Secara umum masyarakat miskin tidak hanya ditandai dengan lemahnya faktor ekonomi akan tetapi merupakan suatu ketidakberdayaan masyarakat dalam berbagai hal, yaitu : [2]
Masyarakat miskin ditandai oleh ketidakberdayaan/ketidakmampuan dalam hal: (1) memenuhi kebutuhan-kebutuhan dasar; (2) melakukan kegiatan usaha produktif; (3) menjangkau akses sumberdaya sosial dan ekonomi; (4) menentukan nasibnya sendiri dan senantiasa mendapat perlakuan diskriminatif, mempunyai perasaan ketakutan dan kecurigaan, serta sikap apatis dan fatalistik; dan (5) membebaskan diri dari mental dan budaya miskin serta senantiasa mempunyai martabat dan harga diri yang rendah. Ketidakberdayaan/ketidakmampuan ini menumbuhkan perilaku miskin yang bermuara pada hilangnya kemerdekaan untuk berusaha dan menikmati kesejahteraan secara bermartabat.

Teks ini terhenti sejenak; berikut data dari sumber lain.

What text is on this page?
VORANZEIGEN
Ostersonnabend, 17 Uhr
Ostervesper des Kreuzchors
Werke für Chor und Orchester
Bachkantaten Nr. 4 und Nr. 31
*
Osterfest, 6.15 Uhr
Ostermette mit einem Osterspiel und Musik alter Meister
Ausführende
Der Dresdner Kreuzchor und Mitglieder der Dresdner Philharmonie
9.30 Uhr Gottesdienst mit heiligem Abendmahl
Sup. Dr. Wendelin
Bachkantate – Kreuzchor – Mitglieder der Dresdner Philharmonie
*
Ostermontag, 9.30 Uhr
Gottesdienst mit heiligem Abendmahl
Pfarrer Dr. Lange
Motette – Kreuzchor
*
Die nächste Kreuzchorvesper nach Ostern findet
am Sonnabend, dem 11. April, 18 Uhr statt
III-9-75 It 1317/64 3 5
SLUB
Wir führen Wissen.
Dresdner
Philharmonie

Berkaitan dengan fenomena kemiskinan di Indonesia, umumnya mereka yang tergolong  miskin adalah kelompok masyarakat yang berpendidikan rendah dan hidup di daerah pinggiran (periphery). Karena pendidikannya rendah dan menempati sektor geografis yang jauh dari penguasaan aset-aset produksi, maka sangat sulit bagi mereka untuk memperoleh pendidikan layak. Kedua aspek itu melingkar-lingkar terus dan jarang bisa ditemukan titik tempat pemberhentiannya, Maka antara kemiskinan dan kualitas pendidikan yang rendah merupakan faktor yang saling terkait yang bisa menjadi sebab dan akibat dari rendahnya produktivitas ekonomi.
Keseluruhan konsep kemiskinan yang bersifat multidimensional menunjukkan bahwa kemiskinan memiliki beberapa ciri, yaitu :[3]
1.   ketidakmampuan memenuhi kebutuhan konsumsi dasar (pangan, sandang dan papan).
2.   ketiadaan akses terhadap kebutuhan hidup dasar lainnya (kesehatan, pendidikan, sanitasi, air bersih dan transportasi).
3.   ketiadaan jaminan masa depan (karena tidanya investasi untuk pendidikan dan keluarga).
4.   kerentanan terhadap goncangan yang bersifat individual maupun missal.
5.   rendahnya kualitas sumber daya manusia dan keterbatasan sumber alam.
6.   ketidakterlibatan dalam kegiatan sosial masyarakat.
7.   ketiadaan akses terhadap lapangan kerja dan mata pencaharian yang berkesinambungan.
8.   ketidakmampuan untuk berusaha karena cacat fisik maupun mental.
9.   ketidakmampuan dan ketidak beruntungan sosial (anal terlantar, wanita korban tindak kekerasan dalam rumah tangga, janda miskin, kelompok marjinal dan terpencil).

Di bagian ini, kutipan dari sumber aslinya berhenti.